Rule #4: Try to keep marked functions as non-public as possible. This helps mitigate the lack of compiler supported ‘reference only’ member functions, reducing as much as possible the need for clients to support an external null check.

Rule #5: With Rule #2 and Rule #4 combined, the implication is that virtual functions are preferred to be non-public. This may require a public facing non-virtual function which does the internal null check before calling the virtual function.

Rule #6: No public facing naked access of member fields. If you retrieve these values through accessor functions, it gives the object a chance to do an internal null check and possibly return a default value.

I’ve discovered that the largest risk of following this paradigm, is that I may end up writing code that does “too much” internal null checking. For instance, calling 5 member functions in a row ends up resulting in 5 null checks. There are definitely ways to address this, but possibly those ways have just a bit more friction than simply calling 5 public facing, internal null checking, functions in a row. The other downside is that there’s a bit more boilerplate to write up front, especially when virtual functions come into play.

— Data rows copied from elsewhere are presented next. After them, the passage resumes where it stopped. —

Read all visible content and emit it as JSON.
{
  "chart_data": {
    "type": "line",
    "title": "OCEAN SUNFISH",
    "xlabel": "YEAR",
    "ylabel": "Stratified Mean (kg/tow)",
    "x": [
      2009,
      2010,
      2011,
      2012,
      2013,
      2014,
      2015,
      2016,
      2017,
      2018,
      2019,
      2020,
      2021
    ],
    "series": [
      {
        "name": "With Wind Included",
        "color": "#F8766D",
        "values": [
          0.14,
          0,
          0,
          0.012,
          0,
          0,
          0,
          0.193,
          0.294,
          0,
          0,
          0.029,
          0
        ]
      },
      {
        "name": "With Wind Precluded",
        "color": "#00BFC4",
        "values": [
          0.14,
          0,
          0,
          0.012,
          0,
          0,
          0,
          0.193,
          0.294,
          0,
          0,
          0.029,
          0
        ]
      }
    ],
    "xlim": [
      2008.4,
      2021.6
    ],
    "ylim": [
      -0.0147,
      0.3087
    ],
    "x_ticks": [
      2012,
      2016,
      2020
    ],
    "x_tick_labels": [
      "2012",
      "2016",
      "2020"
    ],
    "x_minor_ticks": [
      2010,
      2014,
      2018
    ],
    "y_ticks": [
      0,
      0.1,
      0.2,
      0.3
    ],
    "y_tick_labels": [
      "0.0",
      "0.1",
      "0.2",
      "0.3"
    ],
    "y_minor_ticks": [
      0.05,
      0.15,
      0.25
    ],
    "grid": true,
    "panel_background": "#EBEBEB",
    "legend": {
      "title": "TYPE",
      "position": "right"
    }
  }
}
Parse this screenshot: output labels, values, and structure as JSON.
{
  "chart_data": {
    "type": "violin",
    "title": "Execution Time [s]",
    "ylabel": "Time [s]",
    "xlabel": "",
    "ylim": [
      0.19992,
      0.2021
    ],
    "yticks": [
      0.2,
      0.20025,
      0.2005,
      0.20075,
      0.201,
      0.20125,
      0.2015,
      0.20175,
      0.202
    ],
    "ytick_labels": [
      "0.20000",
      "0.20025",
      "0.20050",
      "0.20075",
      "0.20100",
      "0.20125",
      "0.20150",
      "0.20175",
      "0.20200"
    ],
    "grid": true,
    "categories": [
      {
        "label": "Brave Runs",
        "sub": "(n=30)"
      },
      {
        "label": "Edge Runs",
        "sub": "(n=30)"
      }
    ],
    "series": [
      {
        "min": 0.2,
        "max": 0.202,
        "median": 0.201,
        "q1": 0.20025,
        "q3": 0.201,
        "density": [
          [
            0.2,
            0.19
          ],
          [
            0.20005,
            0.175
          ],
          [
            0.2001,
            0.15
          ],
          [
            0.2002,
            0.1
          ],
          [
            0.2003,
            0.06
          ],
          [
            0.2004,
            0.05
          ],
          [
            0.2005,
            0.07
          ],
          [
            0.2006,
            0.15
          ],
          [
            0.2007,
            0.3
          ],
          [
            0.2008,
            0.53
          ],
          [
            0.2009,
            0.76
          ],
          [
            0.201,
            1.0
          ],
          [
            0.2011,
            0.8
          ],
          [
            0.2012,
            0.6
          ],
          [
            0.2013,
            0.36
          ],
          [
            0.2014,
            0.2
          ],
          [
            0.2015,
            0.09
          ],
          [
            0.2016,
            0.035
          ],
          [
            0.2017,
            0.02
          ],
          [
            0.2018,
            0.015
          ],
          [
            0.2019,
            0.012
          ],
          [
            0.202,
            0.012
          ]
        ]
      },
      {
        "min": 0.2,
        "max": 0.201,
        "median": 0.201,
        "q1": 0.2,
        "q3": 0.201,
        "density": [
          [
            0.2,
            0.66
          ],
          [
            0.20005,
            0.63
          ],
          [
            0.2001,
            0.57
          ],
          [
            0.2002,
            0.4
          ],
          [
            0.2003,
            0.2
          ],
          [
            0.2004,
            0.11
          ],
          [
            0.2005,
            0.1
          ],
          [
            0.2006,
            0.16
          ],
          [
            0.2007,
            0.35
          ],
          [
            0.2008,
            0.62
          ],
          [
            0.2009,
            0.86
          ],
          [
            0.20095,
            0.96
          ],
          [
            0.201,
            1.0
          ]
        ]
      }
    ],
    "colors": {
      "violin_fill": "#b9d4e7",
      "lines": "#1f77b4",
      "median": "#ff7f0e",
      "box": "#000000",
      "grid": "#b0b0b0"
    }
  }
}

I follow these rules very regularly with my home code (I don’t do it much at work – the zeitgeist and all). I understand the cost of using this paradigm – it’s definitely not entirely free. But if I weigh the cost of the up front boilerplate, or possibly falling into the ‘too many null checks’ trap, against the cost of all of the external null checking that I no longer have to do, and the peace of mind that I will likely never get a null access violation again in my entire life, and the simplicity and readability of my code, I find that it’s definitely worth it.